Animal products that naturally contain phosphorus are eggs, dairy products meat, poultry, and fish. These products contain as much as 200 mg in a 1/2 cup serving. These sources are more readily absorbed so if there are additional phosphorus additives you will be getting a high amount of phosphorus.(2)
BE WARY OF PHOSPHORUS ADDITIVES IN YOUR FOOD
With phosphorus being added to all these foods as a preservative people are getting more of it than the recommended amount.
For example a 12 oz cola has 60 mg of phosphorus in it. This is 9% of the RDA, while this seems low it if you are drinking a couple sodas a day the amount of phosphorus can triple. Pair that with some other phosphorus added foods and it can add up quickly.
Phosphorus additives are easily metabolized by the body. This can be concerning when research shows daily consumption can be over 1 gram (1,000 mg) when eating a diet high in processed foods.
Add just a few processed foods on top of your already high naturally occurring phosphorus foods and you can be getting more phosphorus than you need.
How to Spot Phosphorus
Look on the package for the word “phos.” Some examples are
- Dicalcium phosphate
- Disodium phosphate
- Monosodium phosphate
- Phosphoric acid
- Sodium hexameta-phosphate
- Trisodium phosphate
- Sodium tripolyphosphate
- Tetrasodium pyrophosphate
Even organic “healthy” processed foods have these additives so strive to eat a balanced diet with little or no processed foods to avoid overconsumption of phosphorus. If you have kidney issues or your phosphorus levels are high you need to be careful with your phosphorus intake and see what foods carry the most of this mineral.
How Much Phosphorus Is Too Much?
So how much is too much? The tolerable upper limit for phosphorus set by the US Food and Nutrition Board is between 3 and 4 grams per day. As you can see high consumption of phosphorus containing products may push your intake over the limit.
It is common to get too much phosphorus and especially if you are eating a lot of fast food and soda. This high intake of phosphorus can wreak havoc on your bones.
High-normal phosphate levels have also been linked to a higher risk of cardiovascular disease, calcium deposits, and hardening of the arteries in the heart. This has been seen even in healthy young men.

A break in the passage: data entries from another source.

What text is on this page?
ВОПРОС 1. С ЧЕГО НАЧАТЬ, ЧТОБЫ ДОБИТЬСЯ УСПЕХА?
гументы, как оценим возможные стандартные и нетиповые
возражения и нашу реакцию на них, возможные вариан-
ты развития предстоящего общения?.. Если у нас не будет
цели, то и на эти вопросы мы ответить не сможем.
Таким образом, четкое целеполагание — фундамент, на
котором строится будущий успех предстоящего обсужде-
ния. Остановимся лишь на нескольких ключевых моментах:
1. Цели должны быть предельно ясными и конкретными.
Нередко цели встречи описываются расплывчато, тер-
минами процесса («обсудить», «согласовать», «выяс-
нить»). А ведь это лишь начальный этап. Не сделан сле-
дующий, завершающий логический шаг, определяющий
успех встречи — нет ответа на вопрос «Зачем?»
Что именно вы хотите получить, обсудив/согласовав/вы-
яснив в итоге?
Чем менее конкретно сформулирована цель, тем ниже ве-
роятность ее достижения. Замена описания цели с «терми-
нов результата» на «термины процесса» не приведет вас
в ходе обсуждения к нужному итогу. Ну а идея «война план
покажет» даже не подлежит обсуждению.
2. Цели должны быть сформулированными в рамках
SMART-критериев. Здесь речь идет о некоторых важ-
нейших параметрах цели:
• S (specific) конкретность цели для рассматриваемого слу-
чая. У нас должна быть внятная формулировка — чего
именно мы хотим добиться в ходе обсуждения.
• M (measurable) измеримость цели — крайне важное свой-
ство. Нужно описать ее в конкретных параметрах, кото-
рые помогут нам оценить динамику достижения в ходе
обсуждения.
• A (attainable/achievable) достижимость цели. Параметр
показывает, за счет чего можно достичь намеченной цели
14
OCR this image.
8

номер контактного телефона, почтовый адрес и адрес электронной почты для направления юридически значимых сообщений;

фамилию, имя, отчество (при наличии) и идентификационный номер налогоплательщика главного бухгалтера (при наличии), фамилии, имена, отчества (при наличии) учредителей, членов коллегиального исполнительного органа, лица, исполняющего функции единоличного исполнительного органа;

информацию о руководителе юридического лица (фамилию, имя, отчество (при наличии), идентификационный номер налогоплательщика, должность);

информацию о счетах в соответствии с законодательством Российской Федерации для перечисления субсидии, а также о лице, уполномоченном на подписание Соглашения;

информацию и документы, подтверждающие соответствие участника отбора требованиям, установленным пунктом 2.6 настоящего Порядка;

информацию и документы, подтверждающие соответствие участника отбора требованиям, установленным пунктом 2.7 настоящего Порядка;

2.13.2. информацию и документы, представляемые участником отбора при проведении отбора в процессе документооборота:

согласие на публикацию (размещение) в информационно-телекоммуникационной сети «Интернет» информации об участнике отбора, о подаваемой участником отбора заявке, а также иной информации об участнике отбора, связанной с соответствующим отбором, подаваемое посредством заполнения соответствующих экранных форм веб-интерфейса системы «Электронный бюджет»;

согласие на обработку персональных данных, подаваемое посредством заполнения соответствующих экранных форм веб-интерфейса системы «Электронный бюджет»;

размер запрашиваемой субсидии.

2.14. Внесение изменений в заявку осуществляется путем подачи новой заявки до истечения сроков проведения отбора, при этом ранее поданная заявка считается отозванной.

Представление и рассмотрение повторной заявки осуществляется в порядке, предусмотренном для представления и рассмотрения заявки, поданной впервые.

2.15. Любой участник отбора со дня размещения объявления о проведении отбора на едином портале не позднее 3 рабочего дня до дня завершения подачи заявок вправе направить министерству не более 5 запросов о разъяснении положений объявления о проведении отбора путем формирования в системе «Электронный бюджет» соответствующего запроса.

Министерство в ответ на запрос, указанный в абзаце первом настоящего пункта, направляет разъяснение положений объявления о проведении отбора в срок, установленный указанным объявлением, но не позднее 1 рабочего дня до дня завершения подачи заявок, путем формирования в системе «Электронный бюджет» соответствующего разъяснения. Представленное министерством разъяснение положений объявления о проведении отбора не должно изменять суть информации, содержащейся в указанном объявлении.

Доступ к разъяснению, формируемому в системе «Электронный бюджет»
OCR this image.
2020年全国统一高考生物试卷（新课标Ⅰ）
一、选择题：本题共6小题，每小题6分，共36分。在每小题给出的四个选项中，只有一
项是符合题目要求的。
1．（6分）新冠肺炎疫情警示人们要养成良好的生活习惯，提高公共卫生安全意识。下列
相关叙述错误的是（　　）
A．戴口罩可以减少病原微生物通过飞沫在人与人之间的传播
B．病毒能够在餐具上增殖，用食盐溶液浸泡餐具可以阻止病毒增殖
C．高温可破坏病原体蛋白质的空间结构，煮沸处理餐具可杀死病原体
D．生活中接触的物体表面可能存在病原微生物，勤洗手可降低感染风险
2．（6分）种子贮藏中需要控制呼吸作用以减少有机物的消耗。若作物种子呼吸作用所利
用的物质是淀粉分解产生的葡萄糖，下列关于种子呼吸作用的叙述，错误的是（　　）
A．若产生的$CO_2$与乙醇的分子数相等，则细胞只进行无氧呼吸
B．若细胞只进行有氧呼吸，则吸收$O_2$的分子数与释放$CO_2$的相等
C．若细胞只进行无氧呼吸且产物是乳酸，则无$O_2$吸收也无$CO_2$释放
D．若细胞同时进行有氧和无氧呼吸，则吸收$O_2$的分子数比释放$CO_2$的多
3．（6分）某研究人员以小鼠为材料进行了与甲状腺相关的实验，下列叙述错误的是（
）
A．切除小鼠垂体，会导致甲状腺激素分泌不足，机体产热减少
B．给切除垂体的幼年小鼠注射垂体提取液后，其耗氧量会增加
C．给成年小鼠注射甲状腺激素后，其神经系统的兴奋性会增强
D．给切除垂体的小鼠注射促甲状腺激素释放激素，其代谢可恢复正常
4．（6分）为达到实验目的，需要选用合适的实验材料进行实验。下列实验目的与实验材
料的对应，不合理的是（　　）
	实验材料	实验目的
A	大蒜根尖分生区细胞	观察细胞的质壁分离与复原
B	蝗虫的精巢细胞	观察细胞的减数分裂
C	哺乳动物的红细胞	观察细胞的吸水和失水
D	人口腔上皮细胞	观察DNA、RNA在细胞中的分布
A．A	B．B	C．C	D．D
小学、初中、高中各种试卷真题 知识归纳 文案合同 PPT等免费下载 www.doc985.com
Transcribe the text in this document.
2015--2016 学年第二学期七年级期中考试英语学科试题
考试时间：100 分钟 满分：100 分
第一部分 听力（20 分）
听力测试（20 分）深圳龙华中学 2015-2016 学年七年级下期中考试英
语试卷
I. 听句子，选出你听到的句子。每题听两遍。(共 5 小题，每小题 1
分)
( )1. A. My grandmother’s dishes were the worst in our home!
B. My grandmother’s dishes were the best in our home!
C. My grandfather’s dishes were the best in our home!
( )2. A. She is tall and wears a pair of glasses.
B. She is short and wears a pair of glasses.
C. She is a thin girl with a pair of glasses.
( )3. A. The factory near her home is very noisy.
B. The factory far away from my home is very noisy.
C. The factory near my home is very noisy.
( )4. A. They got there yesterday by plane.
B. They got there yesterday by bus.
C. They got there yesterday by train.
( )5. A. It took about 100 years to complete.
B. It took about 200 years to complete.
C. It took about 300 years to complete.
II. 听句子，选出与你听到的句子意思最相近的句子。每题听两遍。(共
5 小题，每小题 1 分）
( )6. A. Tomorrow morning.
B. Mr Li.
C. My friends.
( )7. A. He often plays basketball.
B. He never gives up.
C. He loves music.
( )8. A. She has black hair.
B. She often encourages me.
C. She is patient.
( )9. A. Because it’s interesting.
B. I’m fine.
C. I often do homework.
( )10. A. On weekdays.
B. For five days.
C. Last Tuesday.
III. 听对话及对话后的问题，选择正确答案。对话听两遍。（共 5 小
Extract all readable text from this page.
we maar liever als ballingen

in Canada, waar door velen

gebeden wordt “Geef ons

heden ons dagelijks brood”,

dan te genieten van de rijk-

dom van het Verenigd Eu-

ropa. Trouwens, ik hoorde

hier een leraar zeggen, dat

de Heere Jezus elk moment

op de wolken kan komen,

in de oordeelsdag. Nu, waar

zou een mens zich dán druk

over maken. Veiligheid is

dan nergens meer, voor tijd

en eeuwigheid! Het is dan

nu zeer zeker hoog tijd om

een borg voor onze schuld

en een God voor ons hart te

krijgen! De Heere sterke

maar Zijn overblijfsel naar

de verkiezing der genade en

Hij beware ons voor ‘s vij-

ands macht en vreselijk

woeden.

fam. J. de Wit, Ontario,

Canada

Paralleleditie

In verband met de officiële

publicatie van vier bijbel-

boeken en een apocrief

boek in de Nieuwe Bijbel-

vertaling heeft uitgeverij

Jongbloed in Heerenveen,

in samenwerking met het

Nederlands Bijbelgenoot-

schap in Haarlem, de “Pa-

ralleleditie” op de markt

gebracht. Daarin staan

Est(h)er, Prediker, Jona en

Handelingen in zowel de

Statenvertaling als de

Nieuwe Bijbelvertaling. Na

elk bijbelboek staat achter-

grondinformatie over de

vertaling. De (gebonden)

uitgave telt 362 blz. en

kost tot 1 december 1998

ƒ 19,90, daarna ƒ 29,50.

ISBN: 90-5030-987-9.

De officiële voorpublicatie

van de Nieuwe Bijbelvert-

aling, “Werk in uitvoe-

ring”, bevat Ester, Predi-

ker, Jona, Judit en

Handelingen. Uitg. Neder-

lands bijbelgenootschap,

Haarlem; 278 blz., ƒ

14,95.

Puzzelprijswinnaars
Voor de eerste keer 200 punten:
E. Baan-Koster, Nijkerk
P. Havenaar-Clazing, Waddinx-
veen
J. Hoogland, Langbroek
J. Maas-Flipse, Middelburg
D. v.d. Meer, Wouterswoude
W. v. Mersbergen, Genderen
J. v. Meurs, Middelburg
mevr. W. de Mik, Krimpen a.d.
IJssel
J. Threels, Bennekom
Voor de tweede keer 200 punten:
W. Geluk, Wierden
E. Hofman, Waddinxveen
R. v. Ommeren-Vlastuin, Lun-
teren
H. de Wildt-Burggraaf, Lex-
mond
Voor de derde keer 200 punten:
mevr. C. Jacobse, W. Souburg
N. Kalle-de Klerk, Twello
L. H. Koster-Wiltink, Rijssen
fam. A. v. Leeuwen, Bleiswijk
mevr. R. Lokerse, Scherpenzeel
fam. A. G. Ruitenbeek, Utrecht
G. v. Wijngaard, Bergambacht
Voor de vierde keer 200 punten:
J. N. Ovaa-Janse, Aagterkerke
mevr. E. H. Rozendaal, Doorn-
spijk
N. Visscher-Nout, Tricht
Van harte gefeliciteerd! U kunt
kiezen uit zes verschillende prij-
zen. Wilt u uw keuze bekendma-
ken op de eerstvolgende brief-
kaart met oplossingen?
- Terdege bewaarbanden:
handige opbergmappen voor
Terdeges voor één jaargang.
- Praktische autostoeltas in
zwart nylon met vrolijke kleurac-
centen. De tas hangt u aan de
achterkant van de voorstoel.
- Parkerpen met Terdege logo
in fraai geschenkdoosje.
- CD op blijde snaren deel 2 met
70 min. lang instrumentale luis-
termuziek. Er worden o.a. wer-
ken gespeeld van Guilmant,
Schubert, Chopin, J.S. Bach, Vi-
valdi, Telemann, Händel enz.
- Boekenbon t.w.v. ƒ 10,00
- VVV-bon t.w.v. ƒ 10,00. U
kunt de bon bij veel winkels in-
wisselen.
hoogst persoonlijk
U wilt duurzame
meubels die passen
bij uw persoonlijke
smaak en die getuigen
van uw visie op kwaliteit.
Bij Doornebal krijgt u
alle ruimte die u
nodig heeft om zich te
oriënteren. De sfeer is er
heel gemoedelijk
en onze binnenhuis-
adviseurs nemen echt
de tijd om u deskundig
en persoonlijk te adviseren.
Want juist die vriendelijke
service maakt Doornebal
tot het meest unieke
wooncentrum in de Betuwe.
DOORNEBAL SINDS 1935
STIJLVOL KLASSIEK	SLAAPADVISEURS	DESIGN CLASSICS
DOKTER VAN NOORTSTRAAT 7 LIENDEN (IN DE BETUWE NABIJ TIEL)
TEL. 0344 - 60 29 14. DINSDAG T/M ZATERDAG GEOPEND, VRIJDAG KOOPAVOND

If you are concerned about the phosphate additives in your food I urge your to read food labels. If you see the words “phos” in the ingredient list that is an indication the food product contains phosphate preservatives.
To Sum it All Up
Avoid consuming too many processed packaged foods or you could end up with more phosphorus in your diet. The best advice would be to consume a diet rich in plant foods like vegetables and lean proteins. I advise clients to get about 9 to 10 servings of vegetables a day. This is about 4 and a half to 5 cups of veggies. Add at least 1 to 2 cups of veggies to each meal and you will reach the recommended intake.